Affidavit of Small Estate. Small estates generally have an easier path through the probate process. You can use this affidavit to inform the court that the estate in question actually qualifies as a "small estate", which is usually capped around $150,000. Note that residents of New Hampshire, Kentucky, and Georgia should not use this document.
Affidavit of Residence. This legal document simply allows to state your place of residence and is often used right after you have moved but have not submitted the paperwork to the DMV or other government agencies. You may need it to send your child to a school in your new area, get a parking permit for a busy part of your city, or sometimes, swear to a court or business you actually reside at a certain address. In other words, when you need to prove where you live, use an Affidavit of Residence.

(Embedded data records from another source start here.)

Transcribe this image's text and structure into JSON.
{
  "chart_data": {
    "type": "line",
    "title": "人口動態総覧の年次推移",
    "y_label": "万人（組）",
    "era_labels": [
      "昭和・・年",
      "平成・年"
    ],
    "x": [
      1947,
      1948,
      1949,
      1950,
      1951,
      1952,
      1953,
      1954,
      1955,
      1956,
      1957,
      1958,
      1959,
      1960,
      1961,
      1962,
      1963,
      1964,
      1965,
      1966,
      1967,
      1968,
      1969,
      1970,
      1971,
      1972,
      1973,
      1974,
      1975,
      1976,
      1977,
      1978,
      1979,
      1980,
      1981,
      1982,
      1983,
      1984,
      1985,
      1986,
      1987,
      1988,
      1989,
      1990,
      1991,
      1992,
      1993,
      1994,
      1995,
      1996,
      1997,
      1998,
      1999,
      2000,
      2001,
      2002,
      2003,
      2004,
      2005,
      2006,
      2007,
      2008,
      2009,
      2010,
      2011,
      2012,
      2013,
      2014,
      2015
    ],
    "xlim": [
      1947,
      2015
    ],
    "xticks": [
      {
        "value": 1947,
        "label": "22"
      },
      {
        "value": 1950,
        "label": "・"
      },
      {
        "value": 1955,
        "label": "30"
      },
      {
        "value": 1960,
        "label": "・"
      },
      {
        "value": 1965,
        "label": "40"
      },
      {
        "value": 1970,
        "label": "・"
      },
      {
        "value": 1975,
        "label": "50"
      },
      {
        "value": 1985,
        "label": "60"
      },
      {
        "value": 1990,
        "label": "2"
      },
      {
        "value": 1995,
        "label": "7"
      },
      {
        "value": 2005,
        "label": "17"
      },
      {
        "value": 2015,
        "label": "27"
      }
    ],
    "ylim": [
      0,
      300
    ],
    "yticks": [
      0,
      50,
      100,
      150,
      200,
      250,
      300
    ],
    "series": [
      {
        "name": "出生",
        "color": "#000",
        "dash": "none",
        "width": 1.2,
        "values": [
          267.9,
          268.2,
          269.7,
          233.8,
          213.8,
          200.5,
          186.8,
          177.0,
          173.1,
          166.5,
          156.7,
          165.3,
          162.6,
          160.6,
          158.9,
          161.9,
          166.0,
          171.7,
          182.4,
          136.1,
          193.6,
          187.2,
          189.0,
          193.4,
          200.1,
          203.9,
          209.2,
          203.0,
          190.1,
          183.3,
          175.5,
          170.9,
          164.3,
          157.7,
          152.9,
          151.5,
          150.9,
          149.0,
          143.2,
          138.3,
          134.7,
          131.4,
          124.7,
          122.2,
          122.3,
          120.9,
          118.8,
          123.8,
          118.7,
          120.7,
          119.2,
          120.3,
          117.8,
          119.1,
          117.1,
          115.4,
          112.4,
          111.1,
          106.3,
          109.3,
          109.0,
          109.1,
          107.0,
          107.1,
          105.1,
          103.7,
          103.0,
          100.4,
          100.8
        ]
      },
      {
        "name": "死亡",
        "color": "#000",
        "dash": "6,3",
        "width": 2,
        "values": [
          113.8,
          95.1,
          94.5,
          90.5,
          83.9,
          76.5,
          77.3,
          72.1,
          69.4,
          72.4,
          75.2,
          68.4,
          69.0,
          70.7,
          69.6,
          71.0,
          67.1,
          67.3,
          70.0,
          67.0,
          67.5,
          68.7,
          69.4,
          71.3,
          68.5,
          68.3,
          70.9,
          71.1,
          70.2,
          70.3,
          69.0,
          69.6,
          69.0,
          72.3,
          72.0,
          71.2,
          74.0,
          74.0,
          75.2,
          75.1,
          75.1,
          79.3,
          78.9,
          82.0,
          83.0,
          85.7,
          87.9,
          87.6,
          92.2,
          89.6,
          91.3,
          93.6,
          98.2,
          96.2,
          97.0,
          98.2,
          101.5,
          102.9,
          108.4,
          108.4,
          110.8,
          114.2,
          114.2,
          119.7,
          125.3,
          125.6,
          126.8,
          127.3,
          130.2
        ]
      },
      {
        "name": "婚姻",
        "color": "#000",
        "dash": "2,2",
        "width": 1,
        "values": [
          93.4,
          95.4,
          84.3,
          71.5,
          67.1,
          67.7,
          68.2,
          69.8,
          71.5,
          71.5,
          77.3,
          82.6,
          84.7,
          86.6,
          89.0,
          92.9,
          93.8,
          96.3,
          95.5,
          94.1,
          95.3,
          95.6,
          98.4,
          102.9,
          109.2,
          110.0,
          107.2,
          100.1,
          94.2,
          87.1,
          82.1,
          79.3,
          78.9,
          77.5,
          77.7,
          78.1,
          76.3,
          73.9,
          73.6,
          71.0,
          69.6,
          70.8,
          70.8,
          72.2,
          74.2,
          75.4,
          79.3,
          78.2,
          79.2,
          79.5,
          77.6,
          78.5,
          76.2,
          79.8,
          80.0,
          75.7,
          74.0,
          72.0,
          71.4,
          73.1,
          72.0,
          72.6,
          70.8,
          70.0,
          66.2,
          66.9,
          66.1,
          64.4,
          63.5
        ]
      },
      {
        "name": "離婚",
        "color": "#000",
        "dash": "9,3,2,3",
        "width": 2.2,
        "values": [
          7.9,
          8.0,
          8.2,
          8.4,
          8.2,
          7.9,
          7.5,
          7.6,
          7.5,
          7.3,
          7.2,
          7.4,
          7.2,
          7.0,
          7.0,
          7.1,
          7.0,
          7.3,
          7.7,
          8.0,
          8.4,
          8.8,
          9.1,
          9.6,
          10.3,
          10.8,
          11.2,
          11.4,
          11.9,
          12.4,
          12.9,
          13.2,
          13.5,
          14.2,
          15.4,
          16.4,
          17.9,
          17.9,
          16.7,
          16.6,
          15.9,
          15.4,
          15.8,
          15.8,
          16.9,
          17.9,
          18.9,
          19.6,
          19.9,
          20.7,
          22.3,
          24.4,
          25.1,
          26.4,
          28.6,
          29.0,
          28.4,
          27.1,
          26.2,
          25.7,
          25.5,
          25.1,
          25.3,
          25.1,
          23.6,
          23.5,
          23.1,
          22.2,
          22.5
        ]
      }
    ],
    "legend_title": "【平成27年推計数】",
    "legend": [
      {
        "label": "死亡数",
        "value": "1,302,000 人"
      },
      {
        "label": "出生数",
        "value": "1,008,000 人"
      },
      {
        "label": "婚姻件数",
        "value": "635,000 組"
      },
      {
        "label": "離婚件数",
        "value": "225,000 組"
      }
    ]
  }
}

Affidavit of Name Change. If you go by a name different than your birth name but have not gotten around to officially changing it through the court, use an affidavit of name change. Typically, another person (most often your spouse or a blood relative) will sign this and swear that you use a name different from your what is on your birth certificate.
Affidavit of Heirship. In the event that someone passes away without a will, an Affidavit of Heirship can be used to insure that the deceased s heirs and next of kin gain control of his or her property. Generally, this affidavit will need to be witnessed by people who do not stand to benefit from the deceased s estate and it can be instrumental in avoiding the often costly and lengthy probate process.